The Army Corps of Engineers awarded a contract to the plaintiff to repair a levee in Florida. As part of its work, the plaintiff designed and built a temporary cofferdam.1 After plaintiff constructed the cofferdam, which was previously approved by the Government, water breached portions of the structure's wall.
The Government then retroactively disapproved of the plaintiff's design of the cofferdam and requested that plaintiff submit a new design. In lieu of submitting a new design, plaintiff submitted two certified claims for its work on the project.
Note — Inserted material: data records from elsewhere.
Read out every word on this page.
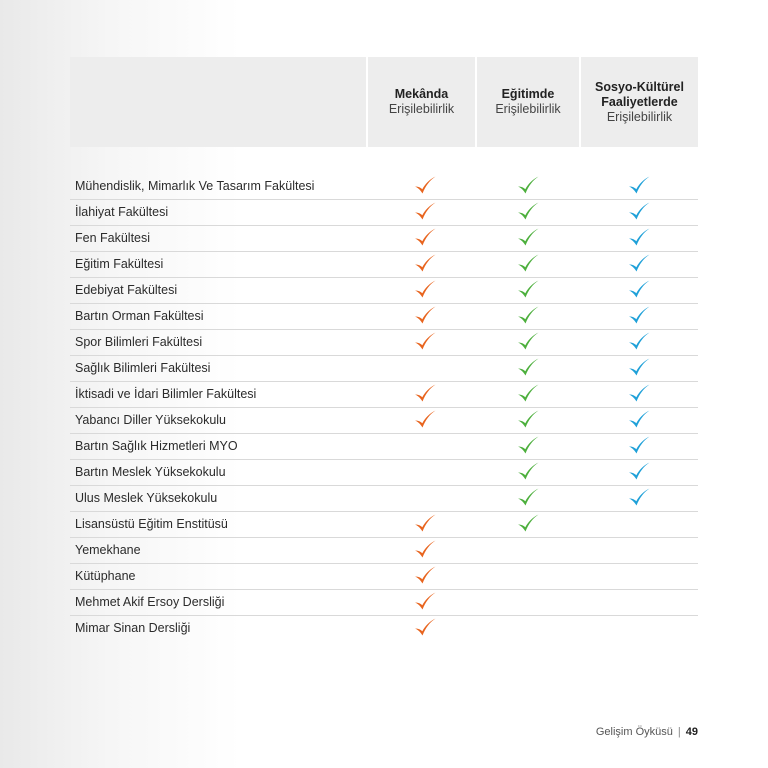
Mekânda
Erişilebilirlik
Eğitimde
Erişilebilirlik
Sosyo-Kültürel
Faaliyetlerde
Erişilebilirlik
Mühendislik, Mimarlık Ve Tasarım Fakültesi
İlahiyat Fakültesi
Fen Fakültesi
Eğitim Fakültesi
Edebiyat Fakültesi
Bartın Orman Fakültesi
Spor Bilimleri Fakültesi
Sağlık Bilimleri Fakültesi
İktisadi ve İdari Bilimler Fakültesi
Yabancı Diller Yüksekokulu
Bartın Sağlık Hizmetleri MYO
Bartın Meslek Yüksekokulu
Ulus Meslek Yüksekokulu
Lisansüstü Eğitim Enstitüsü
Yemekhane
Kütüphane
Mehmet Akif Ersoy Dersliği
Mimar Sinan Dersliği
Gelişim Öyküsü | 49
The Government subsequently terminated the plaintiff for failing to submit the new design and denied the plaintiff's claims. The plaintiff, in turn, brought suit against the Government, which asserted counterclaims alleging that the plaintiff committed fraud in submission of its claim.
The plaintiff, after a few years of discovery, moved for summary judgment as to the Government's fraud claims, claiming that they were time-barred under the anti-fraud provision of the Contract Disputes Act (CDA). It argued that the CDA required that "[l]iability under this paragraph…be determined within 6 years of the commission of the misrepresentation of fact or fraud."2 The Government argued that the court should apply the "discovery rule" that triggers the limitations period only after the Government knew or should have known about the alleged fraud.
The Court's Decision
The court, citing the U.S. Supreme Court, sided with the plaintiff and held that under a plain reading of the CDA, the "six-year clock begins ticking when the fraud occurs, not when the Government discovers it."3 Further, the court found that when the CDA used "determined," it meant a binding court ruling and could not mean a determination by a governmental organization.
This will likely have multiple negative ramifications for contractors going forward. Most importantly, it could lead the government to more forcefully and frequently assert fraud-based claims. This decision may also lead to congressional action to amend the CDA to provide the Government additional time to file its claims.